Adsorption and Self-Assembly of Surfactants on Metal-Water Interfaces.

Modifying properties of metal-water interfaces via adsorption of surfactants has applications in electrochemistry and catalysis. We report molecular simulations of adsorption of surfactant molecules on metal surfaces wherein we systematically vary the strength of hydrophobic interaction between surfactant tails, as well as the size of the surfactants' polar head group. A surfactant molecule is represented by a linear, bead-spring model with a polar "head" bead and a chain of hydrophobic "tail" beads. A smooth surface, strongly attractive to the polar beads, represents the metal surface. Our main findings are that (1) hydrophobic interactions between adsorbed molecules promote adsorption and self-assembly and (2) the morphology of the adsorbed layer is governed by the geometry of the molecules. When the size of the polar bead is the same as that of the hydrophobic beads, an adsorbed self-assembled monolayer (SAM) is formed.

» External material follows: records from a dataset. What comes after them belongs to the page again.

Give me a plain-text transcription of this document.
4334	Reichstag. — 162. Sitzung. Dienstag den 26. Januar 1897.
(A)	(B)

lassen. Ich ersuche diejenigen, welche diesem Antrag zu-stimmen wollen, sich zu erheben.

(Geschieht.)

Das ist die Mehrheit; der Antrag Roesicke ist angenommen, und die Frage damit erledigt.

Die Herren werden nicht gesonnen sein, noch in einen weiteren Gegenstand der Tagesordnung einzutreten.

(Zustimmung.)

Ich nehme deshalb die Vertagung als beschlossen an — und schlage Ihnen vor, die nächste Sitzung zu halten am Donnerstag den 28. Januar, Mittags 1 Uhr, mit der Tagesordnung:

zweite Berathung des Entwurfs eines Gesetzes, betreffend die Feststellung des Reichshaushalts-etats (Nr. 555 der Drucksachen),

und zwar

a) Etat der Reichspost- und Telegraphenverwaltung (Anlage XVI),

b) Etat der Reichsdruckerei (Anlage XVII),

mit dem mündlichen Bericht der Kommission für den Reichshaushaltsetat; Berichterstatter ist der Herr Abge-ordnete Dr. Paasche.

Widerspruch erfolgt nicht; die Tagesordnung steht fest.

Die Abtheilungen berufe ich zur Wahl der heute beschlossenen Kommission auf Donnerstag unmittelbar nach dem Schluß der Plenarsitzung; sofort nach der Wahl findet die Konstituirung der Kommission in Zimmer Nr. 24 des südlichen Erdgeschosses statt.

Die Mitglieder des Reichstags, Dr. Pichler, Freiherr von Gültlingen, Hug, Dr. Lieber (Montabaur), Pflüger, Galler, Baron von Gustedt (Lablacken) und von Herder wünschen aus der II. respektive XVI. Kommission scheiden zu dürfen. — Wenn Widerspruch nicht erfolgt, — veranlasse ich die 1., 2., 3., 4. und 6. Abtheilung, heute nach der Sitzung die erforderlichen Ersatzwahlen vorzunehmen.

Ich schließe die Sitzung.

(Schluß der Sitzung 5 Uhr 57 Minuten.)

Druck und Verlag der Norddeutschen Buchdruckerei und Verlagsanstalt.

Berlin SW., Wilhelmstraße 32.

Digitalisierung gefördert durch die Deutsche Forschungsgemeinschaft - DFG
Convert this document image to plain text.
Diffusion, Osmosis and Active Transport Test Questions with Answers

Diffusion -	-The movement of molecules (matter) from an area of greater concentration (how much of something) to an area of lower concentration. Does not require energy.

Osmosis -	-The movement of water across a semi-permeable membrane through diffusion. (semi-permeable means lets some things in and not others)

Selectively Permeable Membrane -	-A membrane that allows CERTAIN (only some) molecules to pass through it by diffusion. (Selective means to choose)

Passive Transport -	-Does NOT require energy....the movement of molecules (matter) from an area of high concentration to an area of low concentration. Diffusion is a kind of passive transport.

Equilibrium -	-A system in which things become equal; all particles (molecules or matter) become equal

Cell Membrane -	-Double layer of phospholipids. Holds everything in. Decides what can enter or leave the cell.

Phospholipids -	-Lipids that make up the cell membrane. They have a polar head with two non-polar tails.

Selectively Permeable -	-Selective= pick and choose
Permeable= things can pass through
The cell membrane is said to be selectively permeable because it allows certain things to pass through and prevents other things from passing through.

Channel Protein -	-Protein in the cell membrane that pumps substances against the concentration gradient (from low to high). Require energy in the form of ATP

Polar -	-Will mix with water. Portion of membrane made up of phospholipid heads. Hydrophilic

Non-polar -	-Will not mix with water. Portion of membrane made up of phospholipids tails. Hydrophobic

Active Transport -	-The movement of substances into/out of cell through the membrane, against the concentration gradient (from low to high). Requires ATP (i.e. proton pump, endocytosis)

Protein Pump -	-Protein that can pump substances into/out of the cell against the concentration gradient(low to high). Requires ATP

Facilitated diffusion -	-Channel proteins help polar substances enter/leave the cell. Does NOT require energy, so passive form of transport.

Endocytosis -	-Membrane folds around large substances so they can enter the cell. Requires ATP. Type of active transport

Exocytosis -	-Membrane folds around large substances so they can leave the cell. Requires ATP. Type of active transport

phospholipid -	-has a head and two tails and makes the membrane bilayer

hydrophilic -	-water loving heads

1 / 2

When the polar bead is larger than the hydrophobic beads, cylindrical micelles are formed in the bulk and the adsorbed phase. For the adsorbed SAM, the layer is patchy, with a significant fraction of the molecules adsorbed with their polar beads pointing away from the surface. These results corroborate with experimental observations and provide new insights into the molecular nature of adsorbed layers.